Mengutip sebuah tulisan di laman The Majestic Quran, What is the difference between the IndoPak and Uthmani scripts?, di dunia sekarang ini terdapat dua gaya penulisan Al-Qur'an yang banyak digunakan. Pertama adalah Utsmani atau Madani, dan yang keduanya IndoPak atau gaya Persia. Keduan tetap mengacu kepada rasm Utsmani, sedikit berbeda sedikit penulisn tanda-tanda diakritiknya. Berikut adalah contoh gaya penulisan keduanya.
Saya sendiri, sejak kecil terbiasa dengan font Al-Qur'an yang IndoPak. Apalagi Al-Qur'an cetakan tua di rumah kami dulu nampaknya termasuk Al-Qur'an Bombay, India. "Al-Qur'an Bombay merupakan mushaf paling populer. Sejak pertengahan abad ke-19, Al-Qur'an Bombay beredar luas di kawasan Asia Tenggara. Peredarannya dapat dilihat dari peninggalan mushaf India di beberapa tempat: Palembang, Demak, Madura, Bima, Malaysia, hingga Filipina Selatan.
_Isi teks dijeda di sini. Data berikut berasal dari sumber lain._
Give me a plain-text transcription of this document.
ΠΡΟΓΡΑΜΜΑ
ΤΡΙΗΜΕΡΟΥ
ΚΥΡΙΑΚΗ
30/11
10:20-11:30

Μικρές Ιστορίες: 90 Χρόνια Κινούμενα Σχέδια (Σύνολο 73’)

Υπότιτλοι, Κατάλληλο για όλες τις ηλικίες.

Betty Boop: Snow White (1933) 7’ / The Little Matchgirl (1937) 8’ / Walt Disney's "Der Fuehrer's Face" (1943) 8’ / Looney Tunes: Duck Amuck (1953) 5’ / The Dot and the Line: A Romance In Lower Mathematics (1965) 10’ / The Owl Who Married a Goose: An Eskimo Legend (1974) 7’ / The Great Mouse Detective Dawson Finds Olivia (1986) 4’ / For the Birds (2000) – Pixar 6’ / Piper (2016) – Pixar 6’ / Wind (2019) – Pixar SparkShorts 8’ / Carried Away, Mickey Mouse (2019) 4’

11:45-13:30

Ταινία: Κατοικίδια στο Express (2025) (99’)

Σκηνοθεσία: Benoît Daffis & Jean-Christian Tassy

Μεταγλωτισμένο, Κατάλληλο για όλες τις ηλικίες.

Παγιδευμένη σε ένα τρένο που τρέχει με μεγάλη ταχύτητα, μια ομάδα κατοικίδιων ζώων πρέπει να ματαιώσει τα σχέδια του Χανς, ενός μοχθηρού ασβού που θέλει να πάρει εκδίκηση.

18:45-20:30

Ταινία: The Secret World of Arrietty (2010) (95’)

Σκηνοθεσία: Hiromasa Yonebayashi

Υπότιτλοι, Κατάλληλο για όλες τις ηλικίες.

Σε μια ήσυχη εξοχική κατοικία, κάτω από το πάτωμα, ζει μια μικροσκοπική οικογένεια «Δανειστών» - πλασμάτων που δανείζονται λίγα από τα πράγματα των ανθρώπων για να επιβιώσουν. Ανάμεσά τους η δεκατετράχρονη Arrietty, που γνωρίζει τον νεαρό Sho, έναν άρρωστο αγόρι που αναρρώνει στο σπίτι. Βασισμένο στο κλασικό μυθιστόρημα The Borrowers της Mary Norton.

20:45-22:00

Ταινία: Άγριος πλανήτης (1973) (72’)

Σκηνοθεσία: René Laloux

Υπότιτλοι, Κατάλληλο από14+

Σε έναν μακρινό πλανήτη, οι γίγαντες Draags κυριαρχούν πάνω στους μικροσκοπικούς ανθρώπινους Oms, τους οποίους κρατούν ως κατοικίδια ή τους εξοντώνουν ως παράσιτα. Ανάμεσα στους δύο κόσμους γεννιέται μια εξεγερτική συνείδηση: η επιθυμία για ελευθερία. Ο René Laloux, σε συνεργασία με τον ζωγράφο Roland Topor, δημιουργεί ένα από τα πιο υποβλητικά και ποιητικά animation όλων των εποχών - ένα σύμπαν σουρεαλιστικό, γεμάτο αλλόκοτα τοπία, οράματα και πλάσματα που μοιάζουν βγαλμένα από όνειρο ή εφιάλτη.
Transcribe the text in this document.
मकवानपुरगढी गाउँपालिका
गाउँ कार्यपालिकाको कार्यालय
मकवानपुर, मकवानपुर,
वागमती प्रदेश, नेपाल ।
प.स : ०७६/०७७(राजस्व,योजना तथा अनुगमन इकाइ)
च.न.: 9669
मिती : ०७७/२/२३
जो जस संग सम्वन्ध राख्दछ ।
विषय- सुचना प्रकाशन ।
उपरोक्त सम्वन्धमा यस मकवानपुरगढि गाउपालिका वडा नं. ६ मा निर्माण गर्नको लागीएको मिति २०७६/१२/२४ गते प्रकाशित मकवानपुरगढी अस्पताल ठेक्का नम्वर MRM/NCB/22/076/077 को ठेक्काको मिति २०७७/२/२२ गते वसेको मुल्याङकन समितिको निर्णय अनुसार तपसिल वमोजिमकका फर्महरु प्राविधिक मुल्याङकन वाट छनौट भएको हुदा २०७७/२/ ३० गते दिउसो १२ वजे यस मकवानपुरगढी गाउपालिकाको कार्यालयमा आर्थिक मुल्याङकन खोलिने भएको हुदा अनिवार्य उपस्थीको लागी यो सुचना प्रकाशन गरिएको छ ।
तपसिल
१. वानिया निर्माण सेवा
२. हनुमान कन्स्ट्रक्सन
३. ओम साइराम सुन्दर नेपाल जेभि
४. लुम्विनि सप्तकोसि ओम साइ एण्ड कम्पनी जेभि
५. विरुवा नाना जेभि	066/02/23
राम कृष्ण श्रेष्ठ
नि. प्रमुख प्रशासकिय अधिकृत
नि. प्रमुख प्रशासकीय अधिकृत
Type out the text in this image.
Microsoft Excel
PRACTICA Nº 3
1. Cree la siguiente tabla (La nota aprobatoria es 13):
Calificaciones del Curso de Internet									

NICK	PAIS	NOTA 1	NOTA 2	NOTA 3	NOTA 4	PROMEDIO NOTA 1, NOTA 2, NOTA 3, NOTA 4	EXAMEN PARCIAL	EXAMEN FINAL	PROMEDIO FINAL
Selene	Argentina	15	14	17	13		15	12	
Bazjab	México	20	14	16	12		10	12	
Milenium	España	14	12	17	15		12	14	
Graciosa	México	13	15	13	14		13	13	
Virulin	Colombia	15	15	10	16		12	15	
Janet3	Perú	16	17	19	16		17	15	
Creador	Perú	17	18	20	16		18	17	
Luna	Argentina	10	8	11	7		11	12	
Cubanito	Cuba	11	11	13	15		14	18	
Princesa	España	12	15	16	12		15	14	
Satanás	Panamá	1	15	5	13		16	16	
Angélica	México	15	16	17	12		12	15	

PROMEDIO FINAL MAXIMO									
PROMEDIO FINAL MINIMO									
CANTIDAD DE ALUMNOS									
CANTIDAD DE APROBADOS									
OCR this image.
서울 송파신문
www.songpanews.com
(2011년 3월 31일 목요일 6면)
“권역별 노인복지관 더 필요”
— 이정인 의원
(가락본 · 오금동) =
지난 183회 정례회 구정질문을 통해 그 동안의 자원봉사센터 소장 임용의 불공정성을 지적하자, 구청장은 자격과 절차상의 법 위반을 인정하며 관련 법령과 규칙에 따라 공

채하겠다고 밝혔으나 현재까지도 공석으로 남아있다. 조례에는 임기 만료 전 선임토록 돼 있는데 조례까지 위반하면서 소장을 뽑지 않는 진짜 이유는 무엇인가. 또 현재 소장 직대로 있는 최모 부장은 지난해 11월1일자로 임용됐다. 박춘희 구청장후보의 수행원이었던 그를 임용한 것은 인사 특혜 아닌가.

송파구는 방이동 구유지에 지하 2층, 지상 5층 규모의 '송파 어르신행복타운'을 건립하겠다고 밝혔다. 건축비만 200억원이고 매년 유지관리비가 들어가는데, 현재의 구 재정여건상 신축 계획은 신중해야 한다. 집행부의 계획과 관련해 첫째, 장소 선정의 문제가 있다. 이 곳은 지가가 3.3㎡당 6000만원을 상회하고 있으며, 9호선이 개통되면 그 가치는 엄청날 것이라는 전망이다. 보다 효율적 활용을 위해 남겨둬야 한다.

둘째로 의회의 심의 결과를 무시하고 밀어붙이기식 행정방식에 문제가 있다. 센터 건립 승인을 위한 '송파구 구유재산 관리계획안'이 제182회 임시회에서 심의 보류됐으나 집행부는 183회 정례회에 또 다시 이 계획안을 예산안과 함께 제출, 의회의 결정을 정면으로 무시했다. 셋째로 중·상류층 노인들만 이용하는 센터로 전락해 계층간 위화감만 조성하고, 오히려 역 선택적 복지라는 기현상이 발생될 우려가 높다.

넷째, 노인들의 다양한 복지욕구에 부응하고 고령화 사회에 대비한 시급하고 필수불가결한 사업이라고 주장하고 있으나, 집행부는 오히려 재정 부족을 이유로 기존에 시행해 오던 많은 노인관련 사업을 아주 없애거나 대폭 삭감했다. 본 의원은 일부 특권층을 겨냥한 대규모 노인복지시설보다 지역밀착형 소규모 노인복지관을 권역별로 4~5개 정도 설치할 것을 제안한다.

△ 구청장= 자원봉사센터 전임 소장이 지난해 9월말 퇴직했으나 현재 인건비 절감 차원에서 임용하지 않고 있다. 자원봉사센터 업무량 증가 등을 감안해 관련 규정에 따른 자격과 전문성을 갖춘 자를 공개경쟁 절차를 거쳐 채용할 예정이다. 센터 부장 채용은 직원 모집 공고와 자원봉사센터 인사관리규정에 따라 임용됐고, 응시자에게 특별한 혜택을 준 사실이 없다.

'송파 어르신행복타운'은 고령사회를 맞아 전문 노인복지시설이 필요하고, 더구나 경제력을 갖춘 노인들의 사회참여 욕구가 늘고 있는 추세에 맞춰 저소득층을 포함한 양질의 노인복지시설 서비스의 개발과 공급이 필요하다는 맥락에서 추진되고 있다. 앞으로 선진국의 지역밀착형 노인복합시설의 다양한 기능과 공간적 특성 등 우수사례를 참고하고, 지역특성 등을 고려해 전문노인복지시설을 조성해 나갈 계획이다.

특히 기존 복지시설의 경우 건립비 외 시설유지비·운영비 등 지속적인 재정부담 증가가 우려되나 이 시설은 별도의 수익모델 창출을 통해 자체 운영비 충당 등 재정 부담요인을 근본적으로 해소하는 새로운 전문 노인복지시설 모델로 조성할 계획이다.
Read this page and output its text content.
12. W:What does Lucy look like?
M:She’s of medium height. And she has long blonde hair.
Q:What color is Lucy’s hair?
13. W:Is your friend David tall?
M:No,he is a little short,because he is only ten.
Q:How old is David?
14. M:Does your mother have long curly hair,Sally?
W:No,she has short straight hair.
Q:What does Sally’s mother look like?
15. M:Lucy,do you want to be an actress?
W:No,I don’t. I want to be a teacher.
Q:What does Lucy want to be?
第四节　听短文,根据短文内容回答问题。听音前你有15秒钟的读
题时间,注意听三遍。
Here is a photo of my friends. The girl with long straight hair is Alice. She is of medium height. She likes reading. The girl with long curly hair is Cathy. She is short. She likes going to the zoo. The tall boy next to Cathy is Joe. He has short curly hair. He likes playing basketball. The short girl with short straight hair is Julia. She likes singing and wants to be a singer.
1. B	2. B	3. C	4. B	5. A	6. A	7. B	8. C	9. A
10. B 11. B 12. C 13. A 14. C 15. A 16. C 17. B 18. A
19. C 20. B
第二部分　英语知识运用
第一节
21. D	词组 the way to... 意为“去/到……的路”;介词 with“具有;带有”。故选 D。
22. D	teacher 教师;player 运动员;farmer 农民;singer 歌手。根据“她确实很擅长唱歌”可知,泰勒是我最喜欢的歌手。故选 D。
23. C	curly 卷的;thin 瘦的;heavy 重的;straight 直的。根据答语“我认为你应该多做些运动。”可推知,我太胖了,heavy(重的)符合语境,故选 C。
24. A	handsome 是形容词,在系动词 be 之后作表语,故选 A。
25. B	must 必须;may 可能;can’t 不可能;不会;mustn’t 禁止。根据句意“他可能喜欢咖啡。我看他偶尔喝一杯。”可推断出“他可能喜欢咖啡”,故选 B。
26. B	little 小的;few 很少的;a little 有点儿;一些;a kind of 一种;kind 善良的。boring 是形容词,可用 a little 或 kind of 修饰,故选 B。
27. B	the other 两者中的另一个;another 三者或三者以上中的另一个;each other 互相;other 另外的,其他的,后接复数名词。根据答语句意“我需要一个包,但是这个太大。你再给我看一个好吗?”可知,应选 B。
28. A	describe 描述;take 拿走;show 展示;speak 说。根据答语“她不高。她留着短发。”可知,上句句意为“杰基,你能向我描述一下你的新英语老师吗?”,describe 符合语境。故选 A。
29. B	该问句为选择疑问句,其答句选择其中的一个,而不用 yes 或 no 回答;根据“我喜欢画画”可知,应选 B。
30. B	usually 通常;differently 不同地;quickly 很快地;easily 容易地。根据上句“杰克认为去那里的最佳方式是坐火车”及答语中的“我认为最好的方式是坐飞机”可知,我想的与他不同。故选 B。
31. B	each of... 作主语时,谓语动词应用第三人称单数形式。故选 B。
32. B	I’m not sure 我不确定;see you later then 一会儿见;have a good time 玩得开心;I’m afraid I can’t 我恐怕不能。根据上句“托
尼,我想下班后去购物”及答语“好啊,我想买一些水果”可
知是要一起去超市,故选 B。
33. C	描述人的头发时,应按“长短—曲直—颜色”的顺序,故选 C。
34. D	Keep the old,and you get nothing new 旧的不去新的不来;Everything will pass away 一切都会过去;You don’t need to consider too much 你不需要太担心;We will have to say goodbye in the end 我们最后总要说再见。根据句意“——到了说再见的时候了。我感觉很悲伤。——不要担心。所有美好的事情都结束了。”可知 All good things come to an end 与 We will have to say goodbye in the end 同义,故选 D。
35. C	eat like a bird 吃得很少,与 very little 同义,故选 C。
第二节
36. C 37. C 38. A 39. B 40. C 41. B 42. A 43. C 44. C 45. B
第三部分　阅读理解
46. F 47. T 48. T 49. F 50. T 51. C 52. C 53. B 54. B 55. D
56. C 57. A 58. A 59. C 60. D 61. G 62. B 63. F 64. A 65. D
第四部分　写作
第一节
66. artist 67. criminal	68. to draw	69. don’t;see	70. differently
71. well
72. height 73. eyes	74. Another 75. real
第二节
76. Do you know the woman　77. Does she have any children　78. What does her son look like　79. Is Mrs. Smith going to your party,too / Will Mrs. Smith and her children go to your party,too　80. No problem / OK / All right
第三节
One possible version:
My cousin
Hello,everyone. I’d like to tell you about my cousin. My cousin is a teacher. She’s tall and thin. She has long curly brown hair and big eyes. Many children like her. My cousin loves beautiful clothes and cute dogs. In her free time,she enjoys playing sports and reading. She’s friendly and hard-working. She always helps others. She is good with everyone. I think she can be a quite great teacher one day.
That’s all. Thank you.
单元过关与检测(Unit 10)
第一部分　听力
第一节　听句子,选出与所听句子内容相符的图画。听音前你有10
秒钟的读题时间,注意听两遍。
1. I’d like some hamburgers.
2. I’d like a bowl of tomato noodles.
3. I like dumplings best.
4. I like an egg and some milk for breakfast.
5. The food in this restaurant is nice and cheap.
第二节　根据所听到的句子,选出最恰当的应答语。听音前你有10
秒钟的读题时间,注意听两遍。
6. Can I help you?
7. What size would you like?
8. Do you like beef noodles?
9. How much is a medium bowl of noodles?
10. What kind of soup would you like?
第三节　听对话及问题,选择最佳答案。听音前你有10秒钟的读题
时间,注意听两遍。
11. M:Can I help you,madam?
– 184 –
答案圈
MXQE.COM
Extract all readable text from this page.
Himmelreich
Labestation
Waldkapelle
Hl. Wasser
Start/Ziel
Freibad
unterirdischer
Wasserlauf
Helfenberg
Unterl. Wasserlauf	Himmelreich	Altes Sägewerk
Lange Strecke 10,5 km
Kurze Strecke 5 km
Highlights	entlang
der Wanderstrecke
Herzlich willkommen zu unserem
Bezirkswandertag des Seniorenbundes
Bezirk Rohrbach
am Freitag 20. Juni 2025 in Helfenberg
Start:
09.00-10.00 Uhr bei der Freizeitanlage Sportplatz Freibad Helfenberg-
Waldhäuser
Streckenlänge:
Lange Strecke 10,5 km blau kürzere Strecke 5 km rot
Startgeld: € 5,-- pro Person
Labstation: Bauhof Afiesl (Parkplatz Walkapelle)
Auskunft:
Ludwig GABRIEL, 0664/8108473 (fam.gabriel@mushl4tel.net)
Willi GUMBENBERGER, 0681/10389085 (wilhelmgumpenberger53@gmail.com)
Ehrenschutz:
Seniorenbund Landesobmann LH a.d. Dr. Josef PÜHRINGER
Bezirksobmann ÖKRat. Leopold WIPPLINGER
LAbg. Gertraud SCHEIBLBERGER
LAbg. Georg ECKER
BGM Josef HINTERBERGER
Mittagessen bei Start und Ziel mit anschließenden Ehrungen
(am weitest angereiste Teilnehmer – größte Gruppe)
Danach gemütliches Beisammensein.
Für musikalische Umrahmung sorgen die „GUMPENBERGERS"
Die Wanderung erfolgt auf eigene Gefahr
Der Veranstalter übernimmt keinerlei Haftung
Bahkan, menurut I. Proudfoot, kepala Asian History Centre Australian National University, Australia, percetakan litograf (cetakan batu) Al-Qur'an pertama di Nusantara oleh Haji Muhammad Azhari ibn Kemas Haji Abdullah Palembang pada 1854 terinspirasi oleh percetakan Al-Qur'an di India," tulis Hendri F. Isnaeni dalam Riwayat Al-Qur'an Bombay.Â
Mustopa dkk dalam Jejak Mushaf Bombay di Indonesia, menulis bahwa peserta Mukernas ulama mengistilahkan mushaf tersebut dengan 'mushaf tahun 60-an'. Satu hal yang menarik adalah mengapa forum Mukernas Ulama Al-Qur'an lebih memilih 'mushaf tahun 60-an' yang merupakan mushaf cetakan Bombay, India, daripada mushaf jenis lainnya. Perlu diketahui, bahwa sejak akhir abad ke-19 hingga pertengahan abad ke-20, mushaf Al-Qur'an yang beredar di Nusantara bukan hanya mushaf cetakan Bombay, India, tetapi juga mushaf cetakan negeri lain, sepeti Turki dan Mesir. Mushaf cetakan negeri-negeri ini bahkan masih cukup banyak dijumpai di sejumlah tempat seperti museum, masjid kuno bersejarah, hingga kolektor perorangan di berbagai wilayah Indonesia. Meskipun jumlahnya tidak banyak, namun mushaf-mushaf yang berasal dari negeri-negeri tersebut cukup mewarnai persebaran mushaf di Indonesia pada kurun waktu tersebut, tulisnya.